Oh you poor thing, and your poor ds.
My ds (5yo) has sporadic periods of anxiety, though not to the same level. I kind of see where your GP is coming from in that sometimes playing something down can be actually reassuring to a child, whereas sometimes by giving lots and lots of reassurance it can actually fuel an obsession. Eg my ds went through a long phase of huge anxiety about toilets and toilet training. We tried many tactics over the course of a year, and eventually realised that the most successful approach was a matter-of-fact no-nonsense one. The more we tried to give him reassurance, the more strategies he came up with to avoid using the toilet (hated the pipes, scared of the flush, wrong seat colour, wrong seat shape, scared it would overflow, scared it would block, etc etc). The more we reassured him on each point, the more he would get us engaged with the obsession.
Sorry, long-winded, but I spose I'm trying to say that, although of course it's totally understandable and natural for you to reassure him every time, perhaps this is providing more fuel for him. Have you tried saying once, quite brusquely (but not unkindly) "ds you're fine. Now, have you seen this xyz in this book here" or something similar - ie distract him immediately with somehting you know he really does love.
Other thing you could try re bedtime - start a gradual countdown with him of how long you're going to spend in his room, and reward him each time he accepts you doing this. Ie
day 1 - stay till he falls asleep
day 2 - stay for 1 hour
day 3 - 50 mins
day 4 - 30 mins
etc until he accepts a simple bedtime, story, kiss, goodnight, and you leave the room. At each step, tell him clearly beforehand how long you're going to stay, what you're going to do, and that if he accepts this, he'll get tokens or something towards his favourite game/computer game/whatever. No punishment if he doesn't manage it, but just doesn't build up the tokens. Stay very calm and kind on it all, but don't negotiate. If he screams and cries and kicks when you leave, just take him back to bed calmly and say "ok we'll try again tomorrow, and maybe you'll get a token then".

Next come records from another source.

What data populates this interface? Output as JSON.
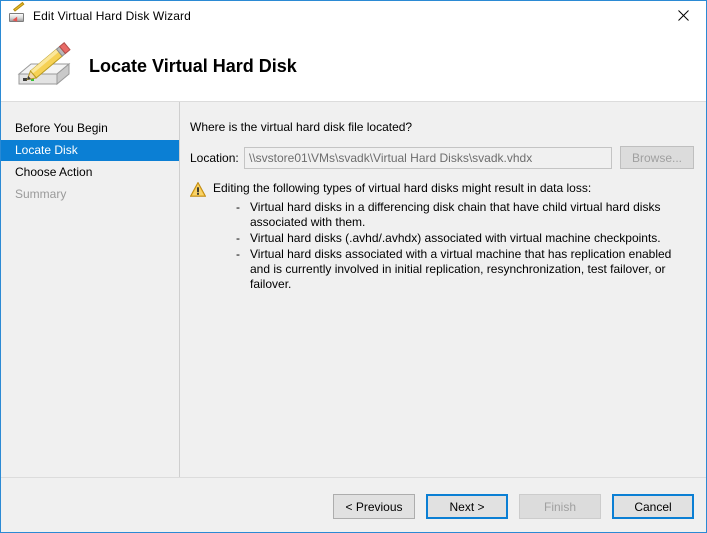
{
  "window": {
    "title": "Edit Virtual Hard Disk Wizard",
    "title_icon": "edit-virtual-hard-disk-icon",
    "close_icon": "close-icon",
    "border_color": "#2b8ad4"
  },
  "header": {
    "title": "Locate Virtual Hard Disk",
    "icon": "pencil-over-hard-disk-icon"
  },
  "sidebar": {
    "items": [
      {
        "label": "Before You Begin",
        "state": "normal"
      },
      {
        "label": "Locate Disk",
        "state": "selected"
      },
      {
        "label": "Choose Action",
        "state": "normal"
      },
      {
        "label": "Summary",
        "state": "disabled"
      }
    ],
    "selected_color": "#0b7fd4"
  },
  "content": {
    "prompt": "Where is the virtual hard disk file located?",
    "location": {
      "label": "Location:",
      "value": "\\\\svstore01\\VMs\\svadk\\Virtual Hard Disks\\svadk.vhdx",
      "placeholder": "",
      "browse_label": "Browse...",
      "browse_enabled": false
    },
    "warning": {
      "icon": "warning-triangle-icon",
      "icon_color": "#f0a30a",
      "heading": "Editing the following types of virtual hard disks might result in data loss:",
      "bullet_marker": "-",
      "items": [
        "Virtual hard disks in a differencing disk chain that have child virtual hard disks associated with them.",
        "Virtual hard disks (.avhd/.avhdx) associated with virtual machine checkpoints.",
        "Virtual hard disks associated with a virtual machine that has replication enabled and is currently involved in initial replication, resynchronization, test failover, or failover."
      ]
    }
  },
  "footer": {
    "buttons": [
      {
        "label": "< Previous",
        "style": "normal"
      },
      {
        "label": "Next >",
        "style": "default"
      },
      {
        "label": "Finish",
        "style": "disabled"
      },
      {
        "label": "Cancel",
        "style": "outlined"
      }
    ]
  }
}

Part of his anxiety might be about not knowing what is coming, not knowing what to expect and therefore fear about how to deal with it.

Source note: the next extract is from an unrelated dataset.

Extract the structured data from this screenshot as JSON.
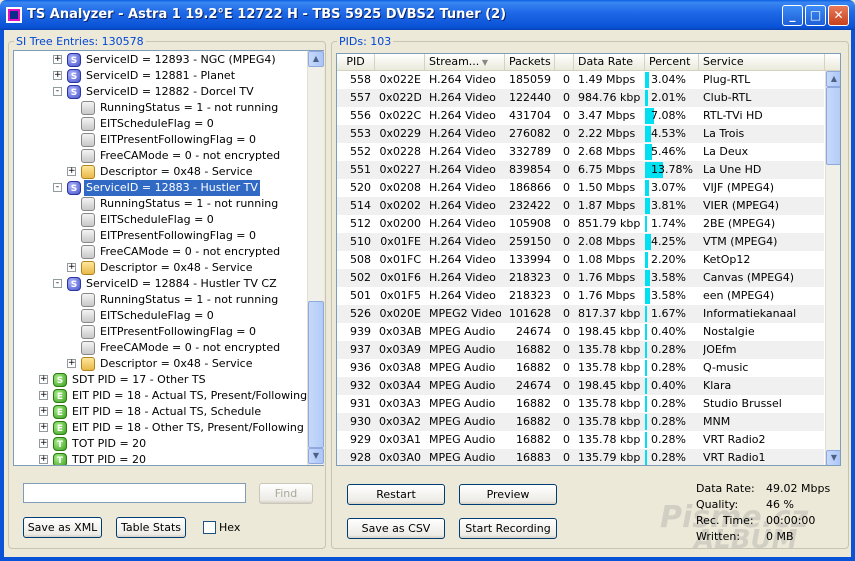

The above might be a day-to-day strategy which might or might not work, but that doesn't mean you shouldn't go back and try and get more support for him - I would definitely do so, as the cause of his anxiety is the key thing (whether a behavioural/neurological condition, or a MH one). And even if you successfully deal with the current obsession, if he has such obsessive tendancies it'll just get transferred to soemthing else unless you and he are given proper support.
The other thing to bear in mind is that he might have such obsessive nature for his whole life, but the important thing is that an obsession isn't harmful to him, and doesn't interfere with normal functioning and a 'normal' life.
Sorry this is very long! HTH though.